La « démocratie » version Erdogan se met en place …

Le titre du Figaro :

Turquie: la purge s’étend aux médias et aux journalistes

300 employés de l’audiovisuelle publique ont été licencié, près de 90 journalistes sont en garde à vue, une vingtaine est en détention, tandis qu’une centaine de médias a disparu, accusée d’avoir des liens avec le mouvement de l’imam Fethullah Gülen.

Dans la soirée de mercredi, à la faveur d’un décret-loi pris sous le régime d’état d’urgence, 102 médias ont disparu en Turquie: 45 journaux, 23 radios et 16 télévisions, trois agences de presse et 15 magazines.

Une partie de ces titres jouissaient d’une audience nationale, tels le quotidien Zaman (fondé en 1986), la chaîne Samanyolu (1993) ou l’agence Cihan (1994). Tous ont un point commun: leurs liens supposés ou de notoriété publique (dans le cas deZaman, entre autres) avec le mouvement de l’imam Fethullah Gülen, que le pouvoir accuse d’avoir ourdi le coup d’État manqué.
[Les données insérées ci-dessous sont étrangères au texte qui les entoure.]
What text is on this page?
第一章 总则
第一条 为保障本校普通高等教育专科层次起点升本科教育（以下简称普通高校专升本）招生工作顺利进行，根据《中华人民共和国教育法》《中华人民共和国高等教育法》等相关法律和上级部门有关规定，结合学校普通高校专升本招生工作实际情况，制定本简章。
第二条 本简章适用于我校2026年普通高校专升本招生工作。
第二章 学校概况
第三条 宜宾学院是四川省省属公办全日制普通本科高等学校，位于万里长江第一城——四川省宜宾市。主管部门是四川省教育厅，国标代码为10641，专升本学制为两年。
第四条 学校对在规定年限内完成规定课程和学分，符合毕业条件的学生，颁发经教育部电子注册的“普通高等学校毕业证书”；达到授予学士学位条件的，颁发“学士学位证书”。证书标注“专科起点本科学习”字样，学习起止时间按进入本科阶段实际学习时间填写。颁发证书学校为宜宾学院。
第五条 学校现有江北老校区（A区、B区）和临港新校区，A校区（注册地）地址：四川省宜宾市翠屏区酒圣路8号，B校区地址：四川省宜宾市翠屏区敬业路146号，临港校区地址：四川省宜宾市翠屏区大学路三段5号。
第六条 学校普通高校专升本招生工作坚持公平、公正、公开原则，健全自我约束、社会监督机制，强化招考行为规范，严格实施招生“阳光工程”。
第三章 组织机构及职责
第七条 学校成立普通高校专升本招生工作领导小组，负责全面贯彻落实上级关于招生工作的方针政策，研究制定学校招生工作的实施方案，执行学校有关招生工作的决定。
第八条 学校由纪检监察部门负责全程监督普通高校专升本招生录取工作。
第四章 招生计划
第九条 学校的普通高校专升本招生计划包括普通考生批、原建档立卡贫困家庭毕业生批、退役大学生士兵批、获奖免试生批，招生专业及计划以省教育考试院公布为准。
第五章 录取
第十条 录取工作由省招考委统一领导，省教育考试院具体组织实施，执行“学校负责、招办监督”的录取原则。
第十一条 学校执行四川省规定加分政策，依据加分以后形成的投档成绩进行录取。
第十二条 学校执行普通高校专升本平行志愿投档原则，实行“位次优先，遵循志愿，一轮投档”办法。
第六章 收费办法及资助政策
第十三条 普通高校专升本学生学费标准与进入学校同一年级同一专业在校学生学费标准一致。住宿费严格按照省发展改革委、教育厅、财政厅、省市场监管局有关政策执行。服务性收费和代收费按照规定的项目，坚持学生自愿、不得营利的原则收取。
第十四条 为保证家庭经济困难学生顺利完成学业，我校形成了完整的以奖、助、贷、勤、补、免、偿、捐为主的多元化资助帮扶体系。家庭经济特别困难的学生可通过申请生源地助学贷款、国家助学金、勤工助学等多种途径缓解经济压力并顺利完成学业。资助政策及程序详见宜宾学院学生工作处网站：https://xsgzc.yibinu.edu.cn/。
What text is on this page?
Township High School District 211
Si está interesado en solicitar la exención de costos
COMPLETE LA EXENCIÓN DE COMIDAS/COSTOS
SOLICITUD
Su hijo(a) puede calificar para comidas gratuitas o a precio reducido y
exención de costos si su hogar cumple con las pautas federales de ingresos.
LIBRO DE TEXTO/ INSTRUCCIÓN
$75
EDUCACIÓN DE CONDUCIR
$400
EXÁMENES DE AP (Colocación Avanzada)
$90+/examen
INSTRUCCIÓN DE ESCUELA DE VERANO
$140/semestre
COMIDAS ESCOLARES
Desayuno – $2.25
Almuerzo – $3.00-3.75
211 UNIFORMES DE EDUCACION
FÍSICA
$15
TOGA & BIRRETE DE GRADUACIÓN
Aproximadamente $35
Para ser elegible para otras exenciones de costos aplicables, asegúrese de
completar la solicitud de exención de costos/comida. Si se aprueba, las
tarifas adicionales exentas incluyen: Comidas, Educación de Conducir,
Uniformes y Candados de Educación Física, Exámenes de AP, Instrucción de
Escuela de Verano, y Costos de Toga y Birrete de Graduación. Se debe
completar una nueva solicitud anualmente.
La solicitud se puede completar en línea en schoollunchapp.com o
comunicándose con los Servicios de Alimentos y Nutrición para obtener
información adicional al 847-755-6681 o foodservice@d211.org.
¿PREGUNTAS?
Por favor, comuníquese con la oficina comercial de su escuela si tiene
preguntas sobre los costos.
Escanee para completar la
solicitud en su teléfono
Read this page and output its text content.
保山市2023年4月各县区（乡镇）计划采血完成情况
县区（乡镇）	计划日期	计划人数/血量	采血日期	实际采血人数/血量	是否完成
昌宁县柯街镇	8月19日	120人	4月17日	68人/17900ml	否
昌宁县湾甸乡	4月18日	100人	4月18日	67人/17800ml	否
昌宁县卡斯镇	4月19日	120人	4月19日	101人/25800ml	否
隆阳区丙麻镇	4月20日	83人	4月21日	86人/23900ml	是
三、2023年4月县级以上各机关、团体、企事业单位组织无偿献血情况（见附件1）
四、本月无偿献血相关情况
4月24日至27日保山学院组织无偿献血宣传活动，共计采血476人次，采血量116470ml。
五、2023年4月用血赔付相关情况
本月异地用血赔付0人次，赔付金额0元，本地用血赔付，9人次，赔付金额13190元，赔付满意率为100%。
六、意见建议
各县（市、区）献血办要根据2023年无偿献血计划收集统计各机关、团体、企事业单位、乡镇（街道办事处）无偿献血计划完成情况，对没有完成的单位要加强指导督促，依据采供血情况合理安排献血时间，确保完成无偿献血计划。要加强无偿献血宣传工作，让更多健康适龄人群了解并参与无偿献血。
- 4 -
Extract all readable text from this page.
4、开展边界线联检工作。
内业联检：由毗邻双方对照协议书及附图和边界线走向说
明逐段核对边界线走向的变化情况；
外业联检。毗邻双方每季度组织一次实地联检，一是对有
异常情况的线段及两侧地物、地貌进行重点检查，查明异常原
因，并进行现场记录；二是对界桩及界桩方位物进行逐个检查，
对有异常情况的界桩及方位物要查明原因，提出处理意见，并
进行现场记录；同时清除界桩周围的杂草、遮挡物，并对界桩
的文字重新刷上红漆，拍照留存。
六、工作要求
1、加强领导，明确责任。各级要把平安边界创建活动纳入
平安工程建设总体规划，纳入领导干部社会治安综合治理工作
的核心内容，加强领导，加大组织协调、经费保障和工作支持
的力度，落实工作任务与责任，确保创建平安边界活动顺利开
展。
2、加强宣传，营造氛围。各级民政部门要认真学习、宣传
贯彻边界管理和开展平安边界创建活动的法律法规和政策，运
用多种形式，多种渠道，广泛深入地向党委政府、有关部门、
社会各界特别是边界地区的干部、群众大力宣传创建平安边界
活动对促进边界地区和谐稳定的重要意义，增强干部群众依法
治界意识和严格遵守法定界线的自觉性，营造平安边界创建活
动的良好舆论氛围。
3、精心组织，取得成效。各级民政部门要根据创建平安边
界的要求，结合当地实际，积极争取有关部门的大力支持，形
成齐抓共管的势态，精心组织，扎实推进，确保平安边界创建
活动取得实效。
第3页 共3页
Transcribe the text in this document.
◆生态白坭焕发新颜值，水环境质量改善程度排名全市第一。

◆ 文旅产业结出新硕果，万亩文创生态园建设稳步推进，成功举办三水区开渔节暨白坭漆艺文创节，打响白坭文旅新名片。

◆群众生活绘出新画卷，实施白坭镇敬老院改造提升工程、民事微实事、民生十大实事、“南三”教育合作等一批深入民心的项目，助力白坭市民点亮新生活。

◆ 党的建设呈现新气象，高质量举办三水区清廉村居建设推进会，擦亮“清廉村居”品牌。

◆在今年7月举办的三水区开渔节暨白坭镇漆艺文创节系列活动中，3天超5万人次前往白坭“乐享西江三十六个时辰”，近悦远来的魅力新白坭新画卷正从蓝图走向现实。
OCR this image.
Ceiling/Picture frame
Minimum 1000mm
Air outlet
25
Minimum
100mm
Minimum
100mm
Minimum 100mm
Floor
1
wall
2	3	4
La plupart de ces titres n’existaient plus que de nom. Engagé depuis 2014 dans une lutte acharnée contre les réseaux de l’imam, le président Recep Tayyip Erdogan avait obtenu ces derniers mois la mise sous tutelle des grands médias proches de Gülen. Zaman, Cihan, Samanyolu et consorts étaient subitement devenus très progouvernement, rappelant les souvenirs d’une époque où le président turc et le prédicateur exilé aux États-Unis étaient encore de proches alliés. Mais qui se souvient aujourd’hui qu’en 2010 Fethullah Gülen appelait «les morts à sortir de leur tombe pour voter oui» à un référendum voulu par Tayyip Erdogan, un appel relayé dans les médias proches de l’imam?

Le titre de LaCroix :

Turquie: vers un remaniement d’ampleur de l’armée

Le Premier ministre turc Binali Yildirim a rencontré jeudi la haute hiérarchie militaire pour remanier une armée laminée par le limogeage de près de la moitié de ses généraux depuis le putsch raté, dans le cadre d’une purge qui frappe de manière tout aussi implacable les médias.
Rien n’a filtré de la rencontre qui a duré cinq heures entre M. Yildirim et ce qu’il reste de la hiérarchie militaire turque après la purge radicale de l’armée. La télévision s’est bornée à montrer des généraux aux visages graves.

Une annonce pourrait intervenir vendredi après cette réunion qui devait décider du remplacement d’une partie du haut commandement. Signe de la défiance du pouvoir, la rencontre ne s’est pas tenue comme d’habitude au quartier général de l’armée mais dans la résidence du Premier ministre à Ankara.

Le ministre de l’Intérieur Efkan Ala a annoncé à l’agence TGRT Haber/Ihlas que la police serait désormais équipée d’armes lourdes, une mesure visiblement destinée à contrebalancer le pouvoir de l’armée.